Avi Singh is an Institute Fellow at AIR. His primary responsibilities include providing leadership, consultation, and collaboration with researchers across AIR and mentoring of junior researchers. He has a wide area of interest with expertise in design and analysis of spatial and temporal surveys, combining probability and nonprobability surveys, small area and latent variable modeling, and protecting confidentiality and quality of data.

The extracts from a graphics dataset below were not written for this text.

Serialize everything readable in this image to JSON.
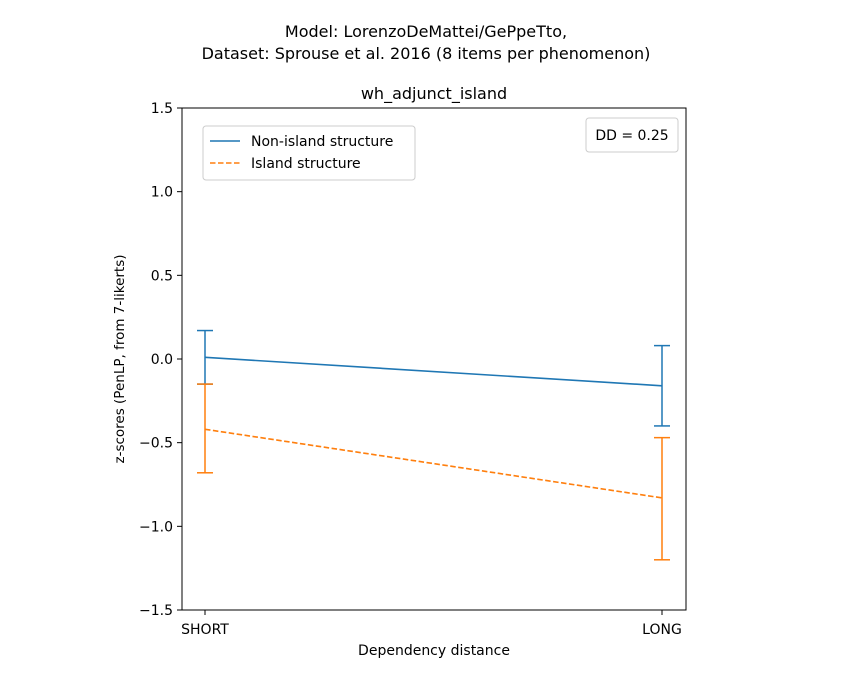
{
  "chart_data": {
    "type": "line",
    "suptitle_line1": "Model: LorenzoDeMattei/GePpeTto,",
    "suptitle_line2": "Dataset: Sprouse et al. 2016 (8 items per phenomenon)",
    "title": "wh_adjunct_island",
    "xlabel": "Dependency distance",
    "ylabel": "z-scores (PenLP, from 7-likerts)",
    "categories": [
      "SHORT",
      "LONG"
    ],
    "ylim": [
      -1.5,
      1.5
    ],
    "yticks": [
      -1.5,
      -1.0,
      -0.5,
      0.0,
      0.5,
      1.0,
      1.5
    ],
    "ytick_labels": [
      "−1.5",
      "−1.0",
      "−0.5",
      "0.0",
      "0.5",
      "1.0",
      "1.5"
    ],
    "grid": false,
    "legend_position": "upper-left",
    "annotation": "DD = 0.25",
    "series": [
      {
        "name": "Non-island structure",
        "color": "#1f77b4",
        "line_style": "solid",
        "values": [
          0.01,
          -0.16
        ],
        "error_low": [
          -0.15,
          -0.4
        ],
        "error_high": [
          0.17,
          0.08
        ]
      },
      {
        "name": "Island structure",
        "color": "#ff7f0e",
        "line_style": "dashed",
        "values": [
          -0.42,
          -0.83
        ],
        "error_low": [
          -0.68,
          -1.2
        ],
        "error_high": [
          -0.15,
          -0.47
        ]
      }
    ]
  }
}
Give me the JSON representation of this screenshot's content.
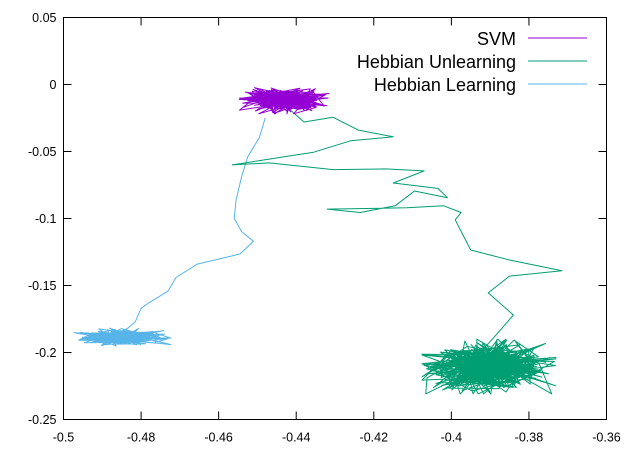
{
  "chart_data": {
    "type": "line",
    "title": "",
    "xlabel": "",
    "ylabel": "",
    "xlim": [
      -0.5,
      -0.36
    ],
    "ylim": [
      -0.25,
      0.05
    ],
    "x_ticks": [
      -0.5,
      -0.48,
      -0.46,
      -0.44,
      -0.42,
      -0.4,
      -0.38,
      -0.36
    ],
    "x_tick_labels": [
      "-0.5",
      "-0.48",
      "-0.46",
      "-0.44",
      "-0.42",
      "-0.4",
      "-0.38",
      "-0.36"
    ],
    "y_ticks": [
      0.05,
      0,
      -0.05,
      -0.1,
      -0.15,
      -0.2,
      -0.25
    ],
    "y_tick_labels": [
      "0.05",
      "0",
      "-0.05",
      "-0.1",
      "-0.15",
      "-0.2",
      "-0.25"
    ],
    "grid": false,
    "legend_position": "top-right",
    "series": [
      {
        "name": "SVM",
        "color": "#9400d3",
        "path": [],
        "cluster": {
          "center": [
            -0.4431,
            -0.0118
          ],
          "spread": [
            0.0048,
            0.0042
          ],
          "count": 320
        }
      },
      {
        "name": "Hebbian Unlearning",
        "color": "#009e73",
        "path": [
          [
            -0.4425,
            -0.0165
          ],
          [
            -0.438,
            -0.028
          ],
          [
            -0.4305,
            -0.0245
          ],
          [
            -0.424,
            -0.034
          ],
          [
            -0.415,
            -0.039
          ],
          [
            -0.426,
            -0.042
          ],
          [
            -0.4355,
            -0.0505
          ],
          [
            -0.441,
            -0.053
          ],
          [
            -0.4565,
            -0.06
          ],
          [
            -0.447,
            -0.0585
          ],
          [
            -0.4305,
            -0.0635
          ],
          [
            -0.417,
            -0.063
          ],
          [
            -0.407,
            -0.0645
          ],
          [
            -0.415,
            -0.0735
          ],
          [
            -0.4035,
            -0.0775
          ],
          [
            -0.401,
            -0.0845
          ],
          [
            -0.4095,
            -0.0795
          ],
          [
            -0.4145,
            -0.0905
          ],
          [
            -0.4235,
            -0.0955
          ],
          [
            -0.432,
            -0.093
          ],
          [
            -0.4115,
            -0.092
          ],
          [
            -0.402,
            -0.0905
          ],
          [
            -0.3975,
            -0.0955
          ],
          [
            -0.399,
            -0.101
          ],
          [
            -0.395,
            -0.1235
          ],
          [
            -0.385,
            -0.131
          ],
          [
            -0.3715,
            -0.139
          ],
          [
            -0.385,
            -0.143
          ],
          [
            -0.3905,
            -0.1555
          ],
          [
            -0.384,
            -0.172
          ],
          [
            -0.387,
            -0.182
          ],
          [
            -0.3905,
            -0.1935
          ],
          [
            -0.3945,
            -0.2035
          ]
        ],
        "cluster": {
          "center": [
            -0.3903,
            -0.2105
          ],
          "spread": [
            0.0072,
            0.0085
          ],
          "count": 520
        }
      },
      {
        "name": "Hebbian Learning",
        "color": "#56b4e9",
        "path": [
          [
            -0.448,
            -0.025
          ],
          [
            -0.4495,
            -0.0395
          ],
          [
            -0.4525,
            -0.054
          ],
          [
            -0.454,
            -0.068
          ],
          [
            -0.4555,
            -0.086
          ],
          [
            -0.456,
            -0.1
          ],
          [
            -0.454,
            -0.11
          ],
          [
            -0.451,
            -0.117
          ],
          [
            -0.4545,
            -0.1265
          ],
          [
            -0.4655,
            -0.134
          ],
          [
            -0.471,
            -0.144
          ],
          [
            -0.473,
            -0.154
          ],
          [
            -0.478,
            -0.163
          ],
          [
            -0.48,
            -0.167
          ],
          [
            -0.4815,
            -0.177
          ],
          [
            -0.4835,
            -0.182
          ]
        ],
        "cluster": {
          "center": [
            -0.4848,
            -0.1885
          ],
          "spread": [
            0.0052,
            0.0028
          ],
          "count": 240
        }
      }
    ]
  }
}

Prior to joining AIR, Dr. Singh was associated with NORC, RTI International, Statistics Canada, and Cornell and Memorial Universities. At Statistics Canada, his novel method of modified regression for combining data from rotating panel surveys has been in use since 2000 for monthly production of unemployment rates from the Labor Force Survey. At RTI, he was the lead developer of the methodology of Generalized Exponential Modeling for sampling weight calibration which is now in common practice in all RTI surveys and is part of the SUDAAN software. He also developed a product termed MASSC for confidentiality which resulted in a proprietary product and the award of a patent. At NORC, he developed a new method of model-over-design integration for efficient estimation from nonprobability supplements to probability samples.
Dr. Singh is an innovator who takes keen interest in conducting research on the development of advanced statistical tools and products for difficult but practical problems. At AIR, he is testing a new method of randomly split zones for samples of size one for dealing with the commonly prevalent problem of high nonresponse in surveys.